Before an unknown failure caused her to lose control of her jet-powered land-speed-challenge car, Jessi Combs clocked an average speed of 531.889 mph, which should put her in the record books. Her family is asking Guinness to certify the runs, which would officially make her the fastest woman ever on Earth. The title is currently held by Kitty O'Neil, whose 512.7-mph mark has remained unbeaten since 1976.

If you're a fan of movie hero cars, the 1971 Chevrolet Monte Carlo SS from "The Fast and the Furious 3: Tokyo Drift" is up for sale, and it packs a lot of nostalgia (plus a decent amount of performance) for the price. It may not look like much, but it still beat daddy's Viper, right?

Bollinger's rough-and-ready electric SUV and pickup have reached the prototype stage.

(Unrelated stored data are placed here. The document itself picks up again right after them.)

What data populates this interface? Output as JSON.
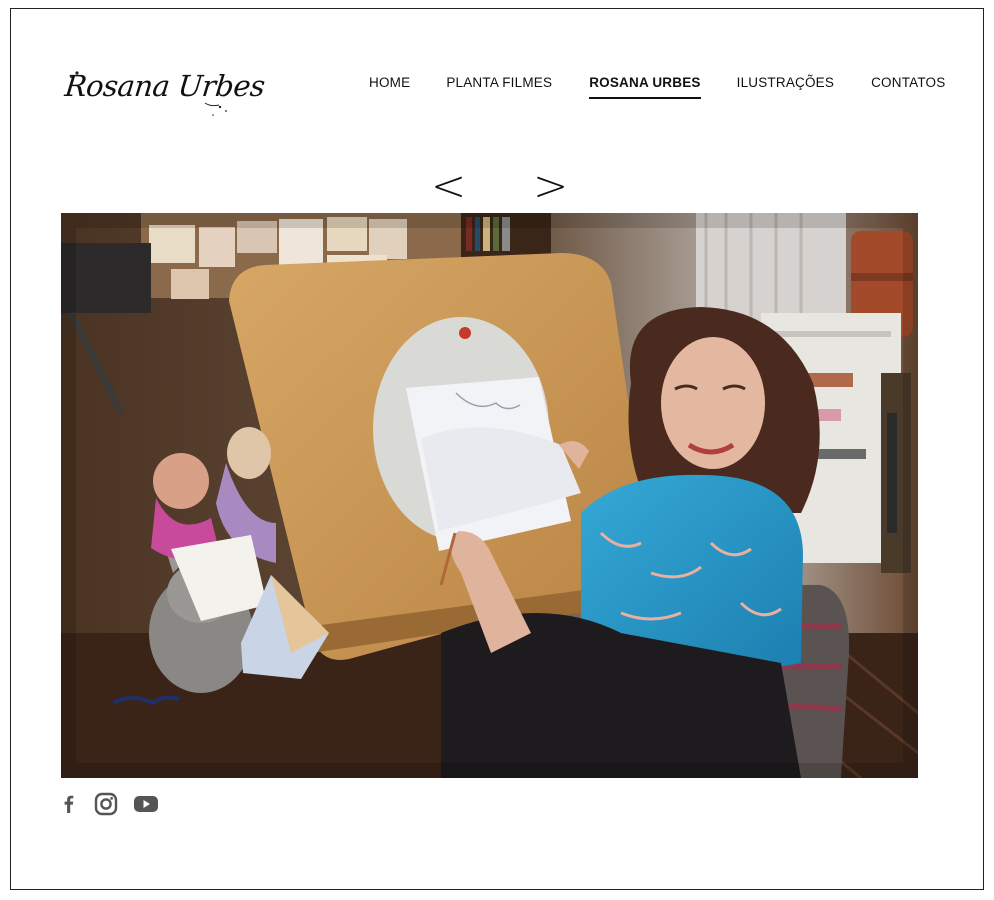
{
  "brand": {
    "logo_text": "Rosana Urbes"
  },
  "nav": {
    "items": [
      {
        "label": "HOME",
        "active": false
      },
      {
        "label": "PLANTA FILMES",
        "active": false
      },
      {
        "label": "ROSANA URBES",
        "active": true
      },
      {
        "label": "ILUSTRAÇÕES",
        "active": false
      },
      {
        "label": "CONTATOS",
        "active": false
      }
    ]
  },
  "slider": {
    "prev_label": "<",
    "next_label": ">"
  },
  "social": {
    "icons": [
      "facebook-icon",
      "instagram-icon",
      "youtube-icon"
    ]
  },
  "colors": {
    "text": "#111111",
    "icon": "#555555",
    "scarf": "#2d9ac8",
    "board": "#c89a5a"
  }
}
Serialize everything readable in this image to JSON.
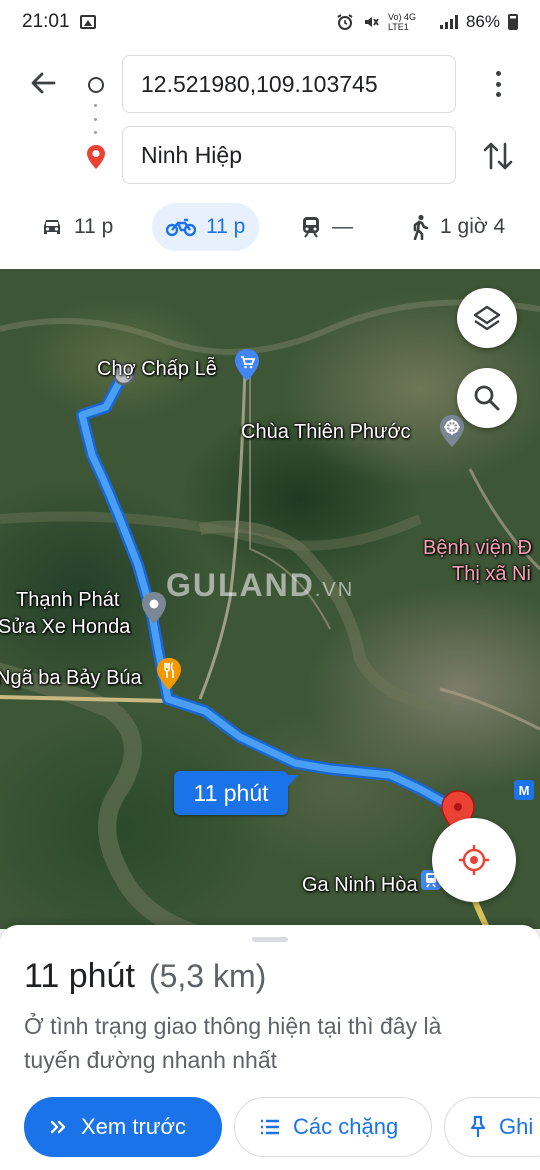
{
  "status_bar": {
    "time": "21:01",
    "network": "Vo) 4G LTE1",
    "battery": "86%"
  },
  "route": {
    "origin_value": "12.521980,109.103745",
    "destination_value": "Ninh Hiệp"
  },
  "modes": [
    {
      "name": "car",
      "label": "11 p"
    },
    {
      "name": "motorbike",
      "label": "11 p",
      "selected": true
    },
    {
      "name": "transit",
      "label": "—"
    },
    {
      "name": "walk",
      "label": "1 giờ 4"
    }
  ],
  "map": {
    "labels": {
      "cho_chap_le": "Chợ Chấp Lễ",
      "chua_thien_phuoc": "Chùa Thiên Phước",
      "benh_vien_1": "Bệnh viện Đ",
      "benh_vien_2": "Thị xã Ni",
      "thanh_phat_1": "Thạnh Phát",
      "thanh_phat_2": "Sửa Xe Honda",
      "nga_ba": "Ngã ba Bảy Búa",
      "ga_ninh_hoa": "Ga Ninh Hòa"
    },
    "watermark": "GULAND",
    "watermark_suffix": ".VN",
    "route_badge": "11 phút",
    "metro_label": "M",
    "colors": {
      "route": "#4285f4",
      "route_outline": "#1967d2",
      "destination_pin": "#ea4335"
    }
  },
  "sheet": {
    "duration": "11 phút",
    "distance": "(5,3 km)",
    "description": "Ở tình trạng giao thông hiện tại thì đây là tuyến đường nhanh nhất",
    "preview_label": "Xem trước",
    "steps_label": "Các chặng",
    "save_label": "Ghi"
  },
  "icons": [
    "image-icon",
    "alarm-icon",
    "mute-icon",
    "signal-icon",
    "battery-icon",
    "back-arrow-icon",
    "origin-circle-icon",
    "destination-pin-icon",
    "more-vert-icon",
    "swap-icon",
    "car-icon",
    "motorbike-icon",
    "train-icon",
    "walk-icon",
    "layers-icon",
    "search-icon",
    "my-location-icon",
    "shopping-cart-icon",
    "temple-icon",
    "restaurant-icon",
    "train-station-icon",
    "chevrons-right-icon",
    "list-icon",
    "pin-icon"
  ]
}
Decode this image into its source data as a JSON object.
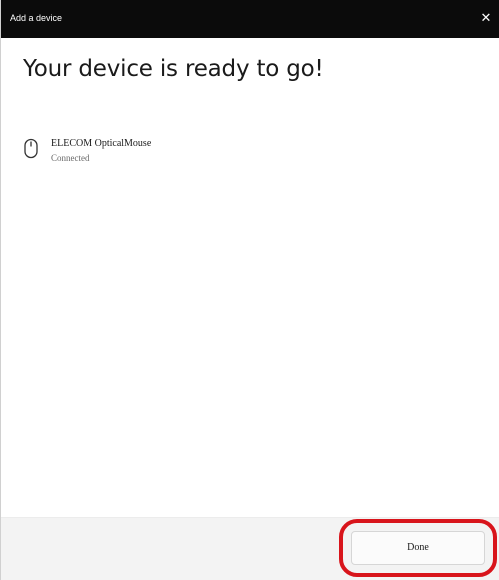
{
  "window": {
    "title": "Add a device",
    "close_glyph": "✕"
  },
  "main": {
    "heading": "Your device is ready to go!",
    "devices": [
      {
        "name": "ELECOM OpticalMouse",
        "status": "Connected",
        "icon": "mouse-icon"
      }
    ]
  },
  "footer": {
    "done_label": "Done",
    "highlight_color": "#d8141b"
  }
}
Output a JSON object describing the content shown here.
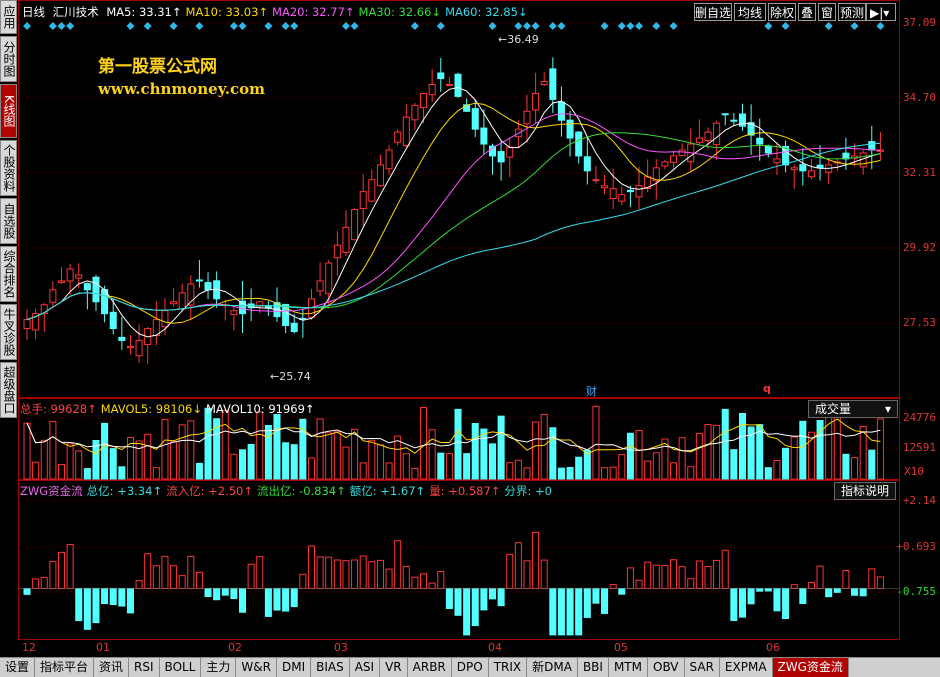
{
  "sidebar": {
    "tabs": [
      {
        "label": "应用",
        "active": false
      },
      {
        "label": "分时图",
        "active": false
      },
      {
        "label": "K线图",
        "active": true
      },
      {
        "label": "个股资料",
        "active": false
      },
      {
        "label": "自选股",
        "active": false
      },
      {
        "label": "综合排名",
        "active": false
      },
      {
        "label": "牛叉诊股",
        "active": false
      },
      {
        "label": "超级盘口",
        "active": false
      }
    ]
  },
  "header": {
    "period": "日线",
    "stock_name": "汇川技术",
    "ma": [
      {
        "text": "MA5: 33.31↑",
        "color": "#ffffff"
      },
      {
        "text": "MA10: 33.03↑",
        "color": "#ffd700"
      },
      {
        "text": "MA20: 32.77↑",
        "color": "#ff55ff"
      },
      {
        "text": "MA30: 32.66↓",
        "color": "#33dd33"
      },
      {
        "text": "MA60: 32.85↓",
        "color": "#33ddee"
      }
    ],
    "buttons": [
      "删自选",
      "均线",
      "除权",
      "叠",
      "窗",
      "预测"
    ]
  },
  "watermark": {
    "line1": "第一股票公式网",
    "line2": "www.chnmoney.com"
  },
  "annotations": {
    "high": "36.49",
    "low": "25.74",
    "cai": "财",
    "q": "q"
  },
  "price_axis": [
    "37.09",
    "34.70",
    "32.31",
    "29.92",
    "27.53"
  ],
  "volume": {
    "legend": [
      {
        "text": "总手: 99628↑",
        "color": "#ff4444"
      },
      {
        "text": "MAVOL5: 98106↓",
        "color": "#ffd700"
      },
      {
        "text": "MAVOL10: 91969↑",
        "color": "#ffffff"
      }
    ],
    "selector": "成交量",
    "axis": [
      "24776",
      "12591"
    ],
    "unit": "X10"
  },
  "indicator": {
    "legend": [
      {
        "text": "ZWG资金流",
        "color": "#ee66ee"
      },
      {
        "text": "总亿: +3.34↑",
        "color": "#33dddd"
      },
      {
        "text": "流入亿: +2.50↑",
        "color": "#ff4444"
      },
      {
        "text": "流出亿: -0.834↑",
        "color": "#33dd33"
      },
      {
        "text": "额亿: +1.67↑",
        "color": "#33dddd"
      },
      {
        "text": "量: +0.587↑",
        "color": "#ff4444"
      },
      {
        "text": "分界: +0",
        "color": "#33dddd"
      }
    ],
    "button": "指标说明",
    "axis": [
      "+2.14",
      "+0.693",
      "-0.755"
    ]
  },
  "x_axis": [
    "12",
    "01",
    "02",
    "03",
    "04",
    "05",
    "06"
  ],
  "bottom_tabs": [
    "设置",
    "指标平台",
    "资讯",
    "RSI",
    "BOLL",
    "主力",
    "W&R",
    "DMI",
    "BIAS",
    "ASI",
    "VR",
    "ARBR",
    "DPO",
    "TRIX",
    "新DMA",
    "BBI",
    "MTM",
    "OBV",
    "SAR",
    "EXPMA",
    "ZWG资金流"
  ],
  "active_bottom_tab": "ZWG资金流",
  "colors": {
    "up": "#ff3333",
    "down": "#54ffff",
    "frame": "#a00000"
  },
  "chart_data": {
    "type": "candlestick",
    "price_range": [
      25.0,
      37.6
    ],
    "closes": [
      27.6,
      27.8,
      28.1,
      28.6,
      28.9,
      29.3,
      29.1,
      28.6,
      28.2,
      27.8,
      27.3,
      26.9,
      26.7,
      26.9,
      27.3,
      27.6,
      27.9,
      28.2,
      28.5,
      28.8,
      28.9,
      28.6,
      28.3,
      28.1,
      27.9,
      27.8,
      28.0,
      28.2,
      28.0,
      27.7,
      27.4,
      27.2,
      27.6,
      28.3,
      28.9,
      29.5,
      30.1,
      30.7,
      31.3,
      31.9,
      32.3,
      32.8,
      33.3,
      33.9,
      34.4,
      34.8,
      35.2,
      35.5,
      35.7,
      35.5,
      35.1,
      34.6,
      34.0,
      33.5,
      33.1,
      32.9,
      33.4,
      34.0,
      34.6,
      35.2,
      35.6,
      35.0,
      34.3,
      33.7,
      33.1,
      32.6,
      32.3,
      32.1,
      32.0,
      31.8,
      31.9,
      32.1,
      32.4,
      32.7,
      32.9,
      33.1,
      33.3,
      33.5,
      33.7,
      33.9,
      34.2,
      34.5,
      34.3,
      34.1,
      33.8,
      33.5,
      33.2,
      33.0,
      32.8,
      32.7,
      32.6,
      32.6,
      32.7,
      32.8,
      32.9,
      33.0,
      33.1,
      33.2,
      33.3,
      33.3
    ],
    "volume_ma_range": [
      0,
      30000
    ],
    "fund_flow_range": [
      -1.6,
      2.6
    ]
  }
}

If you're a fan of the sort of rugged practicality that made the Toyota Land Cruiser and Land Rover Defender so popular with 4x4 enthusiasts, the Bollinger B1 and B2 may be just your speed. Their squared-off bodies and no-nonsense interiors offer stark alternatives to futuristic prototypes from the likes of Rivian.

Speaking of Chevrolets and EVs, the eCOPO Camaro is still in search of a buyer after it failed to sell at Russo and Steele's auction in August. This 700-horsepower EV is a great mix of muscle-car looks and advanced-powertrain technology, and the drag-racing specialists behind it have proven it's capable of 9-second ETs at more than 140 mph.

Porsche's new all-electric Taycan sedan has caused quite a stir in both traditional- and electric-car-enthusiast circles. It even prompted Tesla to take a Model S to the Nurburgring in an attempt to best the Taycan's time. We got behind the wheel of the 2020 Taycan Turbo and came away impressed.